An illustration of the high-pressure freezing-freeze substitution method.
figure by Neta Varsano

Vitrification provides the best-known means for the preservation of aqueous samples in their native state, since the only perturbation that occurs during vitrification is the lowering of kinetic energy and possibly a slight change of volume. However, the processing of frozen samples for electron microscopy (EM) is technically demanding and the visualization of the sample in the microscope is limited by damage caused by electron-beam irradiation.  In contrast, it is relatively easy to apply chemical fixation procedures in order to prepare samples for EM observation and the processed samples are resilient to the electron beam. However, these advantages come with a price – the structure of chemically fixed samples may deviate from the native structure due to preparation artifacts (shrinking, swelling, washing out of material, collapse etc.).

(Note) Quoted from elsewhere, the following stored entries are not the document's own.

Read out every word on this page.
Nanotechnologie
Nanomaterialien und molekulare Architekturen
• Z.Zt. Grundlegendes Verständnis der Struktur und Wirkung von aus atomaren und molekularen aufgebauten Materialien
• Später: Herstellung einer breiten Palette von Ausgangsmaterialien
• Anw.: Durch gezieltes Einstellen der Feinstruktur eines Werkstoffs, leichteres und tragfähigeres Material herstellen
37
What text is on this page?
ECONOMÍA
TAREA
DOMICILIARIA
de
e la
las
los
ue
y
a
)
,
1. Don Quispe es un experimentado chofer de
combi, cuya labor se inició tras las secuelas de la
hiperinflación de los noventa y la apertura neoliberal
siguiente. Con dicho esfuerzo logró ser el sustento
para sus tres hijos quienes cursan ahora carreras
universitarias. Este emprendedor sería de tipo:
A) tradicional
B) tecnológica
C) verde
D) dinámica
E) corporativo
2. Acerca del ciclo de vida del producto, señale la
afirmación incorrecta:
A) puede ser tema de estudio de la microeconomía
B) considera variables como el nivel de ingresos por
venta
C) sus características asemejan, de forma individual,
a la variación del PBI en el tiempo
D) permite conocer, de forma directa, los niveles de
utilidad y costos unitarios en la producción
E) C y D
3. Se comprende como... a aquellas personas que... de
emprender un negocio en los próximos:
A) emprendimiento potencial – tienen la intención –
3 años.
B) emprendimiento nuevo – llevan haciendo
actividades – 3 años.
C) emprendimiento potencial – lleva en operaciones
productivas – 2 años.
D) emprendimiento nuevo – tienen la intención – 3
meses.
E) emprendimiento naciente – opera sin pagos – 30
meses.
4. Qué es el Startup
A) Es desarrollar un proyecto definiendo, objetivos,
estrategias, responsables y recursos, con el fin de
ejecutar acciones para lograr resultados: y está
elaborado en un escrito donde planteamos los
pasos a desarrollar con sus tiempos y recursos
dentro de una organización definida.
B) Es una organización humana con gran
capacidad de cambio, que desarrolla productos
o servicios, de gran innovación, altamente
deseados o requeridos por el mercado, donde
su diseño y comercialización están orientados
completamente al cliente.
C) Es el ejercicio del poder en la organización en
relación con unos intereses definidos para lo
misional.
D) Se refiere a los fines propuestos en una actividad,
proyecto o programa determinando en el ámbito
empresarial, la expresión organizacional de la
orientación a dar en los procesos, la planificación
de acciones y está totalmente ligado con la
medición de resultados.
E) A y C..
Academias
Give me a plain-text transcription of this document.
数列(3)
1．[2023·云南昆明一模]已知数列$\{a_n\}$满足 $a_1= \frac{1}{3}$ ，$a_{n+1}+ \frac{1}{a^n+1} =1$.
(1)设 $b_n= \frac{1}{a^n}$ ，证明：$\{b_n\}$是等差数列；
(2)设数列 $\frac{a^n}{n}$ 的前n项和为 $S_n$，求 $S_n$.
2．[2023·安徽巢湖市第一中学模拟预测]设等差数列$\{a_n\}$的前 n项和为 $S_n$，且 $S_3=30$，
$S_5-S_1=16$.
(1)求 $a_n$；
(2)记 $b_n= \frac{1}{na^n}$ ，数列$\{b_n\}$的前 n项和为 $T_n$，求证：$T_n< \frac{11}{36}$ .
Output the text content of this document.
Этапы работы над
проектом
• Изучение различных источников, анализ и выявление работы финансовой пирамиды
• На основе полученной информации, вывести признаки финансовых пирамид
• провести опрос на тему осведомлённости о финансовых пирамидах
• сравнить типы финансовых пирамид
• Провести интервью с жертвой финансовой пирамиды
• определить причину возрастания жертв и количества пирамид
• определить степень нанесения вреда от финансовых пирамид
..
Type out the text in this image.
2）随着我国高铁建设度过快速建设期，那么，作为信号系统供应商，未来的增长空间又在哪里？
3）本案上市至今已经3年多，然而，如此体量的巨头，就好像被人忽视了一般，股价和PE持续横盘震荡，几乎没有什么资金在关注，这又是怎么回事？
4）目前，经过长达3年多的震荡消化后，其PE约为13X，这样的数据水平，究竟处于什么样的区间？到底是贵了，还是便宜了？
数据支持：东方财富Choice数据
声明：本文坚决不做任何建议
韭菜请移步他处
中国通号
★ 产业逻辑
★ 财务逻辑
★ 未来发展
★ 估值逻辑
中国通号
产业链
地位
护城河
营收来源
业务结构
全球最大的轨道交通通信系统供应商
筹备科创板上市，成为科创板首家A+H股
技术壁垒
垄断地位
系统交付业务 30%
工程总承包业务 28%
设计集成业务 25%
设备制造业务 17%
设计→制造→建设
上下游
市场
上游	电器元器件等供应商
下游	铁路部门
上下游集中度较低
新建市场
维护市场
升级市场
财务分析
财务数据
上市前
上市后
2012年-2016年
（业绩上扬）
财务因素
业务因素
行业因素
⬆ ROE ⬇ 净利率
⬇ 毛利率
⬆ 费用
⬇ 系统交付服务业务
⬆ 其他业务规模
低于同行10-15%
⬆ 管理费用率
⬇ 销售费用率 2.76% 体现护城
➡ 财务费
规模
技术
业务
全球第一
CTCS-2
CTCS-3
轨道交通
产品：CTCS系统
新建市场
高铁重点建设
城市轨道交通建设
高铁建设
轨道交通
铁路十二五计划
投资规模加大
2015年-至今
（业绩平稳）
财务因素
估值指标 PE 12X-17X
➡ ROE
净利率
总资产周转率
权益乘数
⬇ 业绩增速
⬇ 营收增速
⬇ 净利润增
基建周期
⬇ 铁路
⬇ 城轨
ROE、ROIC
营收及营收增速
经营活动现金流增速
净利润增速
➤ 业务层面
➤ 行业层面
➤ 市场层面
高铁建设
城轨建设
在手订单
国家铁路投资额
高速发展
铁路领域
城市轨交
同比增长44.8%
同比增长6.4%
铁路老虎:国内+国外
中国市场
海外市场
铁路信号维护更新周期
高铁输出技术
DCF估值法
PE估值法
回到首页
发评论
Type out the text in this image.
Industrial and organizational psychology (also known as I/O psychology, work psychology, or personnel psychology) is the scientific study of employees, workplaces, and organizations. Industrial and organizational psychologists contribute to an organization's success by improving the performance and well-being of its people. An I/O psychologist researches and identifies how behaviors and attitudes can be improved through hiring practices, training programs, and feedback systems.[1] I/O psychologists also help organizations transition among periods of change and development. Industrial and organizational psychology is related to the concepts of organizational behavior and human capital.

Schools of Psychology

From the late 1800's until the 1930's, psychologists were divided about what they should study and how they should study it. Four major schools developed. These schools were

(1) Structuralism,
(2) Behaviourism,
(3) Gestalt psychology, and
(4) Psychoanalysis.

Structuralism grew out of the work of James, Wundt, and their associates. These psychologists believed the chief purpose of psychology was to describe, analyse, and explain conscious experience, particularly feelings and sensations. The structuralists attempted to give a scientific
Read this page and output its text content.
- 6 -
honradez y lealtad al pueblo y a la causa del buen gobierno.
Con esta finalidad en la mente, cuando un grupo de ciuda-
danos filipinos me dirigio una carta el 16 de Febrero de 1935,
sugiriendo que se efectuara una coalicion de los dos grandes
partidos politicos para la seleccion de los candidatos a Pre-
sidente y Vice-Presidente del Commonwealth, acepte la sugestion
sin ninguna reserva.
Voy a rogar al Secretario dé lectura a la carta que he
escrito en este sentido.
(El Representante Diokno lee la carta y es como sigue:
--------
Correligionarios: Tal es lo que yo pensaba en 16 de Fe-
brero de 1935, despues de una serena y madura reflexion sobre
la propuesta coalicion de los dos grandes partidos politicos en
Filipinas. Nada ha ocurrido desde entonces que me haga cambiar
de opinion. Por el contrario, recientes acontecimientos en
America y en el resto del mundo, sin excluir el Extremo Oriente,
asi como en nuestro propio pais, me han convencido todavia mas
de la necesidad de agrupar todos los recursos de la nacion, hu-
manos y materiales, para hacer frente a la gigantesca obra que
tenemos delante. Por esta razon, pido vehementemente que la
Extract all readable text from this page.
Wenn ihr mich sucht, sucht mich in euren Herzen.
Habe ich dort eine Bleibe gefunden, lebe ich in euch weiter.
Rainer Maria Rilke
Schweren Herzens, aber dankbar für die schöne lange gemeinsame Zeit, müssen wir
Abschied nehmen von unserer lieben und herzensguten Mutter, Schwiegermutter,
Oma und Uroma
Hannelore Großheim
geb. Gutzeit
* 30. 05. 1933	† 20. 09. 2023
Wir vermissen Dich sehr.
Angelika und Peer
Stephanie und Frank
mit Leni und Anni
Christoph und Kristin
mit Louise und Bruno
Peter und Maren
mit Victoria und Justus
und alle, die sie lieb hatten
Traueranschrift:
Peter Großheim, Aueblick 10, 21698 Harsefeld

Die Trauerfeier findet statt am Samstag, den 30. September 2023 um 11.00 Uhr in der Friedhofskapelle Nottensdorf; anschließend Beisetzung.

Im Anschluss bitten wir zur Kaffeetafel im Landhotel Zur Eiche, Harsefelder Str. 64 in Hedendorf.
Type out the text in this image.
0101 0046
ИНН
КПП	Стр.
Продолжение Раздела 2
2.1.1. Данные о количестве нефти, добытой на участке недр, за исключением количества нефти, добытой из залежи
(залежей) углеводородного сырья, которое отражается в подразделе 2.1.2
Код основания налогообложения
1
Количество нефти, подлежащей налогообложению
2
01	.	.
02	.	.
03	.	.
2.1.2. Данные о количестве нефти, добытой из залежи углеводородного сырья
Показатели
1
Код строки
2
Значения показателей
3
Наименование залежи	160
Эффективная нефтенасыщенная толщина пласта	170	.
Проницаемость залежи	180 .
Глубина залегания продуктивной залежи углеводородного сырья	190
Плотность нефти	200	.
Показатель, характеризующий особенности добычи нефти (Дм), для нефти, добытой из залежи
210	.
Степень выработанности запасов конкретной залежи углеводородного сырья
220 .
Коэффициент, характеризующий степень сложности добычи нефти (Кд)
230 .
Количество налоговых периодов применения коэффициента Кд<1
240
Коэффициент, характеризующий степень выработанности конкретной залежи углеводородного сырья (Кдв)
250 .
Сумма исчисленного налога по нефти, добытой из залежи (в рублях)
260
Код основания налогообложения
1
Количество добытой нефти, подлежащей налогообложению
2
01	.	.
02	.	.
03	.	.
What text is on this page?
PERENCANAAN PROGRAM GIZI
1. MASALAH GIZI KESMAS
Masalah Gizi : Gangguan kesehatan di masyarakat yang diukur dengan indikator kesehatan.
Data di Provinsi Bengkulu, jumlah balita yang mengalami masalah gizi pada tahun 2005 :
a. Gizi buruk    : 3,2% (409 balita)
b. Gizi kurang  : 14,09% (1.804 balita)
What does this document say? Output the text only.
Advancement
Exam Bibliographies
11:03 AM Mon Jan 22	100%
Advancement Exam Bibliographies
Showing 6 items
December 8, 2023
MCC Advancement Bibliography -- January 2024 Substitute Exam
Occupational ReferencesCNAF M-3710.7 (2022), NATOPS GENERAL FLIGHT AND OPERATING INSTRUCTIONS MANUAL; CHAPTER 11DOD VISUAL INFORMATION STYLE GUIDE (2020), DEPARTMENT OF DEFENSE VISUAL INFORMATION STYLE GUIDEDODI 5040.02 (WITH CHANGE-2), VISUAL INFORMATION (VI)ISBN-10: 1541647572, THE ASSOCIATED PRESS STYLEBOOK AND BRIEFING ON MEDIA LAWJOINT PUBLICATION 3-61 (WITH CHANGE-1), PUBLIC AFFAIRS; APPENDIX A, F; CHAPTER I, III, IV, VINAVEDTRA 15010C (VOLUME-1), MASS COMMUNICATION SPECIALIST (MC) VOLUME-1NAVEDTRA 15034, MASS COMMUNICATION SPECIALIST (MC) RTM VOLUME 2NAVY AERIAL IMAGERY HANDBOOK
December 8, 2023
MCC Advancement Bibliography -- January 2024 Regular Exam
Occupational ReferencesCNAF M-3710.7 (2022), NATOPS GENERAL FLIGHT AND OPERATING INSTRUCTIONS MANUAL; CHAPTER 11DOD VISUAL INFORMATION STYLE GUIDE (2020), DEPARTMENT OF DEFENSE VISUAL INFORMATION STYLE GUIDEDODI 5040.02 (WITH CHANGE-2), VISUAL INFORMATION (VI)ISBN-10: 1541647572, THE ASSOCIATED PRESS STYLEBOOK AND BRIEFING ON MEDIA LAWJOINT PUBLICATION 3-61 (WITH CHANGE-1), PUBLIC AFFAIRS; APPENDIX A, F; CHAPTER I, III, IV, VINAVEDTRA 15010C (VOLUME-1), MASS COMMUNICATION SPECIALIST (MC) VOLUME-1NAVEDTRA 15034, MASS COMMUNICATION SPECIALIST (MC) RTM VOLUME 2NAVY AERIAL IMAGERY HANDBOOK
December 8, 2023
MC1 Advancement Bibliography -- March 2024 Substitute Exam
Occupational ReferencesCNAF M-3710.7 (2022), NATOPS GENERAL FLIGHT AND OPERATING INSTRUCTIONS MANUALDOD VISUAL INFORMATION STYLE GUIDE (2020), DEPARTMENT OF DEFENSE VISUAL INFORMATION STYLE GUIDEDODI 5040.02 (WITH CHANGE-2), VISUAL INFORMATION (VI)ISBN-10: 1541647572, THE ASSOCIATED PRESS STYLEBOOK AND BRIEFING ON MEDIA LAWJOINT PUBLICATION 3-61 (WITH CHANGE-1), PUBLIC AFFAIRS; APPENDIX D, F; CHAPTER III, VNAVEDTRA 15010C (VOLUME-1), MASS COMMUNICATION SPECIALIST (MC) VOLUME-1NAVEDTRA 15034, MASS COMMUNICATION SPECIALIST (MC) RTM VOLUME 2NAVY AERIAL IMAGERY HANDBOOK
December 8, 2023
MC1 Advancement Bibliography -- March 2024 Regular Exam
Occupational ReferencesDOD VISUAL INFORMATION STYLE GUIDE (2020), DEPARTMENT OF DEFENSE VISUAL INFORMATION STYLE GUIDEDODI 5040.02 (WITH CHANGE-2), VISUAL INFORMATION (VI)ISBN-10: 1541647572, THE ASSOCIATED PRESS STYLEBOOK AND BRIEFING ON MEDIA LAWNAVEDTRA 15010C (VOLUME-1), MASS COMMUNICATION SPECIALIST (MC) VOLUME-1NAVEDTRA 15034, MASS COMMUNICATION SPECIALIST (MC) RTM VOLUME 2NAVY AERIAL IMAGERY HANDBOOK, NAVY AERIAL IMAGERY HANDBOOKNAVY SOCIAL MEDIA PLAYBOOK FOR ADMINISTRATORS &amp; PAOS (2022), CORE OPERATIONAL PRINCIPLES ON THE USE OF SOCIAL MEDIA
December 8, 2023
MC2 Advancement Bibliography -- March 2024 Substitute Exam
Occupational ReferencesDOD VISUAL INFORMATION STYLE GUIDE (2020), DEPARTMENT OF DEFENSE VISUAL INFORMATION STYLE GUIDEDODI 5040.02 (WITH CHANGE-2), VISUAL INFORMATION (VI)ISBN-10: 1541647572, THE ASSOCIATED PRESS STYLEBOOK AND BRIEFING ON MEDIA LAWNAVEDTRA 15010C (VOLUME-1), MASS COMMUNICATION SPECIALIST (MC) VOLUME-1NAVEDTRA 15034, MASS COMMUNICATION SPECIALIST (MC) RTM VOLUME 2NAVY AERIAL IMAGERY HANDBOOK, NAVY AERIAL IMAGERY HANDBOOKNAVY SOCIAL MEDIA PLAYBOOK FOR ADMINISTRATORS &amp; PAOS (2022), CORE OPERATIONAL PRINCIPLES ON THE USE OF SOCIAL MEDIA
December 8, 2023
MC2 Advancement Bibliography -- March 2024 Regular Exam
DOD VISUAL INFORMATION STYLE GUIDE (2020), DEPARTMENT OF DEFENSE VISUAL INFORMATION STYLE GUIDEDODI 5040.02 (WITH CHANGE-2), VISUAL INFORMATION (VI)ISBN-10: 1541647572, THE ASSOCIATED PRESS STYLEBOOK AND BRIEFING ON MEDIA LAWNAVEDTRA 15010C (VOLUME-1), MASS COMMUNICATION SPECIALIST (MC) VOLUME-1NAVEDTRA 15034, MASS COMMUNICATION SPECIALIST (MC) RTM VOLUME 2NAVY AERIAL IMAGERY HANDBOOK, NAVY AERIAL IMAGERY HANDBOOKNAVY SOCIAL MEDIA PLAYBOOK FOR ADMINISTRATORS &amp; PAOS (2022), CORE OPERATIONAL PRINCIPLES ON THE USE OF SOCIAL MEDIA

Freeze substitution combines many of the advantages of the two methods (freezing and chemical fixation) while minimizing their disadvantages. The sample is usually frozen by HPF, which allows for good structural preservation. Once frozen, the sample is incubated in an organic solvent kept at a temperature close to its melting point (e.g., acetone at -90°C), which replaces water molecules in the sample and dehydrates it over a few hours or days. Aldehydes and heavy metal complexes can be added to the solvent in order to chemically fix the sample and provide contrast in the microscope. This dehydration in the cold is very gentle and it involves much less artifacts than dehydration applied during chemical fixation. Once dehydrated, the temperature of the sample can be safely raised to higher temperatures without the risk of crystallization. From this stage the sample can be processed as in chemical fixation by embedding in plastic resin, sectioning, contrasting with additional heavy metal complexes and observation in the electron microscope.